Preparations and crystal structures of Sn(CH2CH2CO2Me)2(C3S5) and [Q][Sn(CH2CH2CO2Me)(C3S5)2](Q = NEt4 or 1,4-dimethylpyridinium, C3S5= 4,5-disulfanyl-1,3-dithiole-2-thionate)
Abstract
The compounds Sn(CH2CH2CO2Me)2(C3S5)1(R = Me or Pri) and [Q][Sn(CH2CH2CO2Me)(C3S5)2]2(Q = NEt4 or 1,4-dimethylpyridinium; C3S5= 4,5-disulfanyl-1,3-dithiole-2-thionate) have been prepared and characterised by solution and solid-state NMR spectroscopy. A crystal structure determination of 1(R = Me) revealed it to be a monomeric six-co-ordinate, distorted-octahedral complex with chelating MeO2CCH2CH2 groups and trans-carbon atoms [Sn–O(C) 2.629(7)Å]. The MeO2CCH2CH2 group in 2, both in solution and in the crystal, is monodentate: the tin centres in the anions of both complexes 2 were shown to have structures closer to rectangular pyramids than to trigonal bipyramids.

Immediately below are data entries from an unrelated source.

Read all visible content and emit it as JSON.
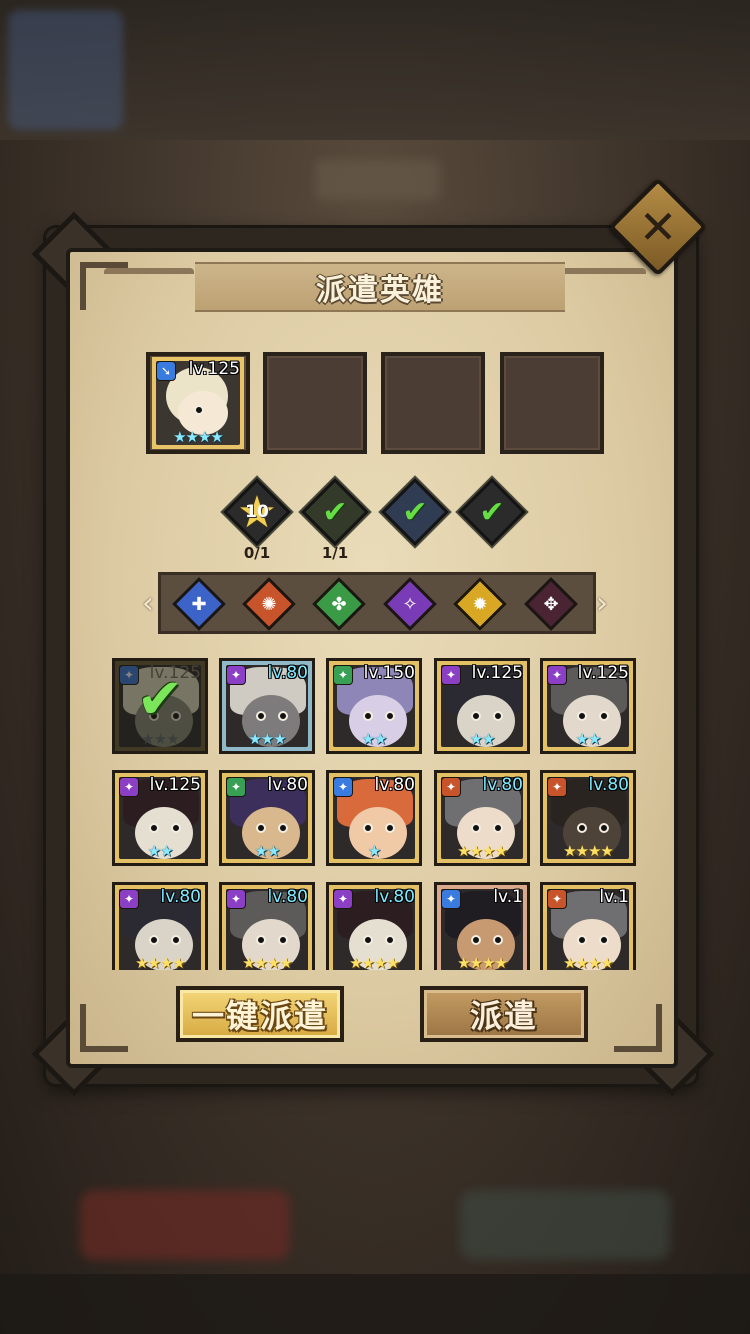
{
  "dialog": {
    "title": "派遣英雄",
    "close_glyph": "✕"
  },
  "selected_slots": [
    {
      "filled": true,
      "level": "lv.125",
      "stars": "★★★★",
      "badge_color": "#3a7be0"
    },
    {
      "filled": false
    },
    {
      "filled": false
    },
    {
      "filled": false
    }
  ],
  "requirements": [
    {
      "icon": "star-level-icon",
      "value": "10",
      "count": "0/1",
      "done": false
    },
    {
      "icon": "check-icon",
      "value": "✔",
      "count": "1/1",
      "done": true
    },
    {
      "icon": "check-icon",
      "value": "✔",
      "count": "",
      "done": true
    },
    {
      "icon": "check-icon",
      "value": "✔",
      "count": "",
      "done": true
    }
  ],
  "filter": {
    "left_arrow": "‹",
    "right_arrow": "›",
    "factions": [
      {
        "name": "faction-blue-icon",
        "color": "#3b63c8",
        "glyph": "✚"
      },
      {
        "name": "faction-orange-icon",
        "color": "#c7542a",
        "glyph": "✺"
      },
      {
        "name": "faction-green-icon",
        "color": "#3a9a45",
        "glyph": "✤"
      },
      {
        "name": "faction-purple-icon",
        "color": "#7a3bb6",
        "glyph": "✧"
      },
      {
        "name": "faction-gold-icon",
        "color": "#d8a825",
        "glyph": "✹"
      },
      {
        "name": "faction-dark-icon",
        "color": "#4b2434",
        "glyph": "✥"
      }
    ]
  },
  "heroes": [
    {
      "level": "lv.125",
      "stars": "★★★",
      "frame": "#6b5f3a",
      "badge": "#3a7be0",
      "selected": true,
      "lv_style": "grey",
      "star_style": "dim",
      "skin": "#8a8d7a",
      "hair": "#e8e2c8"
    },
    {
      "level": "lv.80",
      "stars": "★★★",
      "frame": "#8fb8c8",
      "badge": "#8a3fc4",
      "selected": false,
      "lv_style": "blue",
      "star_style": "cyan",
      "skin": "#7d7b7b",
      "hair": "#cfcac2"
    },
    {
      "level": "lv.150",
      "stars": "★★",
      "frame": "#e2c063",
      "badge": "#37a054",
      "selected": false,
      "lv_style": "white",
      "star_style": "cyan",
      "skin": "#d8cfe6",
      "hair": "#8f86b8"
    },
    {
      "level": "lv.125",
      "stars": "★★",
      "frame": "#e2c063",
      "badge": "#8a3fc4",
      "selected": false,
      "lv_style": "white",
      "star_style": "cyan",
      "skin": "#d9d3c8",
      "hair": "#2b2a33"
    },
    {
      "level": "lv.125",
      "stars": "★★",
      "frame": "#e2c063",
      "badge": "#8a3fc4",
      "selected": false,
      "lv_style": "white",
      "star_style": "cyan",
      "skin": "#e2d9cc",
      "hair": "#5d5b5a"
    },
    {
      "level": "lv.125",
      "stars": "★★",
      "frame": "#e2c063",
      "badge": "#8a3fc4",
      "selected": false,
      "lv_style": "white",
      "star_style": "cyan",
      "skin": "#e5dfd2",
      "hair": "#2b1d20"
    },
    {
      "level": "lv.80",
      "stars": "★★",
      "frame": "#e2c063",
      "badge": "#37a054",
      "selected": false,
      "lv_style": "white",
      "star_style": "cyan",
      "skin": "#d8b88c",
      "hair": "#3d2f5c"
    },
    {
      "level": "lv.80",
      "stars": "★",
      "frame": "#e2c063",
      "badge": "#3a7be0",
      "selected": false,
      "lv_style": "white",
      "star_style": "cyan",
      "skin": "#f0c9a6",
      "hair": "#d96a3c"
    },
    {
      "level": "lv.80",
      "stars": "★★★★",
      "frame": "#e2c063",
      "badge": "#c7542a",
      "selected": false,
      "lv_style": "blue",
      "star_style": "gold",
      "skin": "#ecdcc9",
      "hair": "#6f6f72"
    },
    {
      "level": "lv.80",
      "stars": "★★★★",
      "frame": "#e2c063",
      "badge": "#c7542a",
      "selected": false,
      "lv_style": "blue",
      "star_style": "gold",
      "skin": "#4d4338",
      "hair": "#2a2420"
    },
    {
      "level": "lv.80",
      "stars": "★★★★",
      "frame": "#e2c063",
      "badge": "#8a3fc4",
      "selected": false,
      "lv_style": "blue",
      "star_style": "gold",
      "skin": "#d9d3c8",
      "hair": "#2b2a33"
    },
    {
      "level": "lv.80",
      "stars": "★★★★",
      "frame": "#e2c063",
      "badge": "#8a3fc4",
      "selected": false,
      "lv_style": "blue",
      "star_style": "gold",
      "skin": "#e2d9cc",
      "hair": "#5d5b5a"
    },
    {
      "level": "lv.80",
      "stars": "★★★★",
      "frame": "#e2c063",
      "badge": "#8a3fc4",
      "selected": false,
      "lv_style": "blue",
      "star_style": "gold",
      "skin": "#e5dfd2",
      "hair": "#2b1d20"
    },
    {
      "level": "lv.1",
      "stars": "★★★★",
      "frame": "#d8a98a",
      "badge": "#3a7be0",
      "selected": false,
      "lv_style": "white",
      "star_style": "gold",
      "skin": "#c79a72",
      "hair": "#1f1c22"
    },
    {
      "level": "lv.1",
      "stars": "★★★★",
      "frame": "#e2c063",
      "badge": "#c7542a",
      "selected": false,
      "lv_style": "white",
      "star_style": "gold",
      "skin": "#ecdcc9",
      "hair": "#6f6f72"
    }
  ],
  "buttons": {
    "quick_dispatch": "一键派遣",
    "dispatch": "派遣"
  }
}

There were, however, slight differences in the solid-state structures of the anions, particularly in regard to the separations of the Sn and carbonyl oxygen atoms; Sn ⋯ O intramolecular distances are 4.84(1) and 3.371(4)Å in 2(Q = NEt4) and 2(Q = 1,4-dimethylpyridinium) respectively. There were also differences in the packing of the anions.